Embora os Sex Pistols tenham garantido que a edição de "God Save the Queen" nesta data foi uma coincidência, o que é certo é que o seu timing se mostrou certeiro: a polémica ficou devidamente instalada, com uma canção que abanou as estruturas e deu um sabor agridoce às celebrações, e as vendas do single resultaram num tremendo sucesso, apesar do boicote de meios como a BBC e de algumas lojas. Resultado: um dos hinos geracionais mais fortes de então e um dos temas-chave do punk, cuja influência dura até hoje e originou inúmeras versões ou apropriações de artistas tão diversos como Foo Fighters, Nouvelle Vague, Anthrax, The Enemy ou Madonna.

"No future", 35 anos depois

Se a edição de "God Save the Queen" pouco antes do Jubileu de Prata da Rainha pode ter sido uma coincidência, o mesmo não poderá dizer-se da sua reedição, há poucos dias. Este ano, a história repetiu-se e a nova chegada do single às lojas voltou a anteceder o Jubileu de Isabel II - neste caso o de Diamante, comemorativo dos seus 60 anos no trono, que se assinala neste sábado, 2 de junho.

John Lydon, no entanto, demarca-se desta iniciativa e atribui toda a responsabilidade à editora Universal e às suas tentativas de que o tema ascenda ao top dos mais vendidos. "Estou orgulhoso do que os Sex Pistols alcançaram, mas esta campanha questiona totalmente o que a banda representava. Fico feliz por uma nova geração poder ter o disco, mas não quero fazer parte do circo que está à volta disto", contou o ex-vocalista dos Sex Pistols, anteriormente conhecido como Johnny Rotten, à BBC News.

Noutra entrevista, ao New Musical Express (NME), feita a propósito do novo disco da sua banda atual, Public Image Ltd (PIL), o veterano do punk revelou como encara hoje a família real britânica: "Ainda não vejo uma ligação às pessoas normais. Venham dizer-nos 'olá'! À minha maneira estranha, fiz muitos apelos à família real para que nos venham cumprimentar. Intriga-me que ainda não o tenham feito...".

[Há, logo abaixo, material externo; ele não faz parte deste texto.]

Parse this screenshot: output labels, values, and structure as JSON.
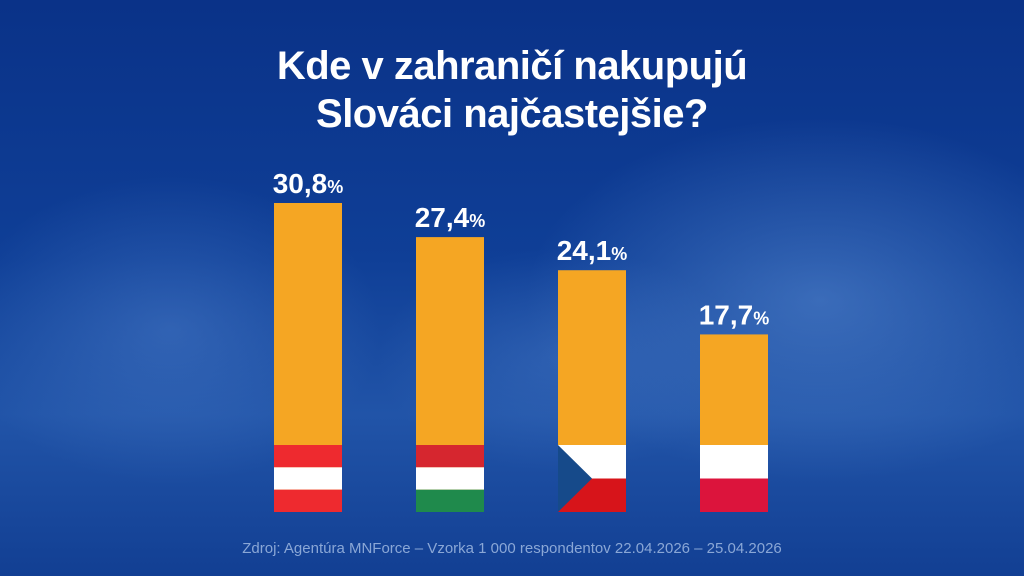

Mais comedido nessas observações do que nas dos tempos de "God Save the Queen", Lydon mostrou, contudo, que ainda consegue ser cáustico q.b. ao abordar a hipocrisia da Inglaterra de hoje: "Esses tipos da BBC e da ITV e de todos os outros canais são tãããoo anti-realeza. Nunca foram assim quando importava, na altura. Estão a colher os louros de algo para que nunca contribuíram. (...) E estão a fazer barulho em torno de assuntos e tópicos de que fugiam a sete pés. Por isso se tiver de apontar o dedo alguém, é a estes idiotas que estão a tentar deitá-los abaixo".

Ainda em entrevista ao NME, o vocalista comentou, com apreensão, os motins ocorridos em Londres em agosto do ano passado, que deram ao mundo algumas das imagens menos abonatórias do Reino Unido dos últimos tempos: "Fiquei muito incomodado com isso. É uma tragédia criada por um governo e uma força policial completamente indiferentes quanto ao futuro dos mais novos. Ninguém lhes oferece nada, ainda menos do que quando eu era jovem, e isso magoa-me muito. Os jovens não são cruéis por natureza, não querem sair e começar a matar. Só querem explodir e dizer 'Olá, nós existimos, este também é o nosso mundo', e não lhes são dadas oportunidades". (...) Vai levar a algo muito, muito pior. É palpável. Sente-se a tensão. Está a espera de explodir como uma bomba gigantesca. E vão culpar os miúdos das ruas, mas a culpa não é deles. Tenho uma vergonha profunda de um governo que não faz a mínima ideia do que se está a passar".

Mesmo que o cenário não seja auspicioso, o ex-elemento dos Sex Pistols não dá a batalha por perdida e, na busca de alternativas, regressa a uma das expressões-chave de "God Save the Queen", nem sempre bem interpretada: "Como tenho explicado há mais de 30 anos, 'No future' significava 'Não há futuro se não fizeres por isso'. Se simplesmente aceitares o status quo e te limitares a ir com a corrente, não terás futuro. Às vezes temos de remar contra a maré...".